Understanding utilization

Ops Center Analyzer User Guide

Version
11.0.x
Audience
anonymous
Part Number
MK-99ANA002-06

The single, most important cause of performance problems is an end-to-end (E2E) data path to a resource where the throughput capacity has been exceeded. In this case, infrastructure that supports the large-scale movement of data is bound to experience issues with throughput. To fulfill the promise of no single point of failure, all resources in the data path must have sufficient reserve capacity to carry increased load under failover conditions.

Performance analysis frequently begins with a determination of whether any E2E data path resources are overloaded. By using E2E data analysis in Hitachi Ops Center Analyzer (Analyzer) you can determine the particular areas of concern.

To understand how utilization is measured, consider the categories capacity and workload. Capacity refers to the percentage of physical space occupied across storage resources. Using percentages allows you measure the space occupied on a disk or a parity group. Not so straightforward is the category of workload, which can be thought of as the percentage of time it takes for the system to do an operation (for example, read or write). Another way of expressing workload is to measure the percentage of how busy a resource, such as a processor or cache, is.

These resources include those on the host and storage side, as well as the fabric. Because the whole system and its parts are affected by workload, the time and space aspect of measuring utilization can be combined to focus on capacity throughput, which is used to measure port and path utilization. Throughput capacity combines both considerations by calculating the percentage of I/O operations.

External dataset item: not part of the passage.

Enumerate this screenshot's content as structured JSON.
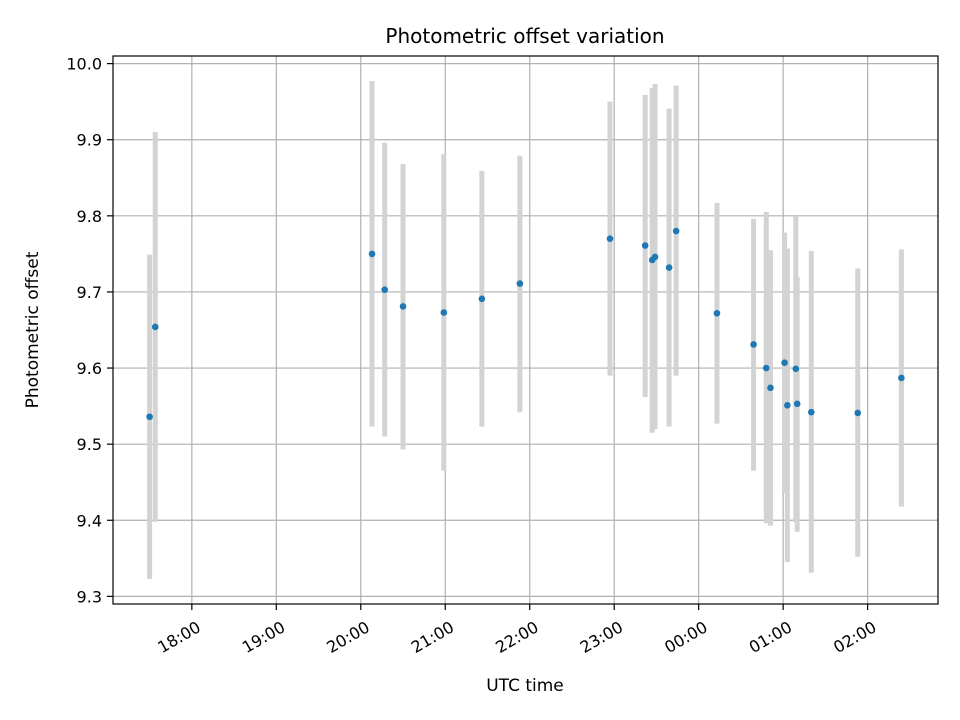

When monitoring infrastructure resource workload with Analyzer, use the following metrics to measure utilization:

  • IOPS (I/O per second): the number of operations
  • MBps (MB per second) : the amount of data transferred
  • Response time (read/write operations): the sum of service and wait time.

Optimizing online versus batch workloads

Optimizing utilization of a storage resource for an online workload and a batch workload is mutually exclusive. Consequently, online and batch workloads generally do not share the same storage access resource at the same time.

The performance for online workloads is monitored on a minute by minute basis. Performance alerts us to such problems as, at the most pressing, lagging response times, and while less immediate but just as significant, inadequate reserves to support processing during failures.

For batch workloads, the average performance over time is monitored. Since high utilization is a design goal, the metrics for these values are not a cause for concern: maximizing utilization per resource maximizes throughput per resource. Consequently, high response time is not central to monitoring batch workloads. Instead, monitoring batch workloads becomes a question of whether there is adequate capacity to complete processing within the batch workload window even after a component failure occurs.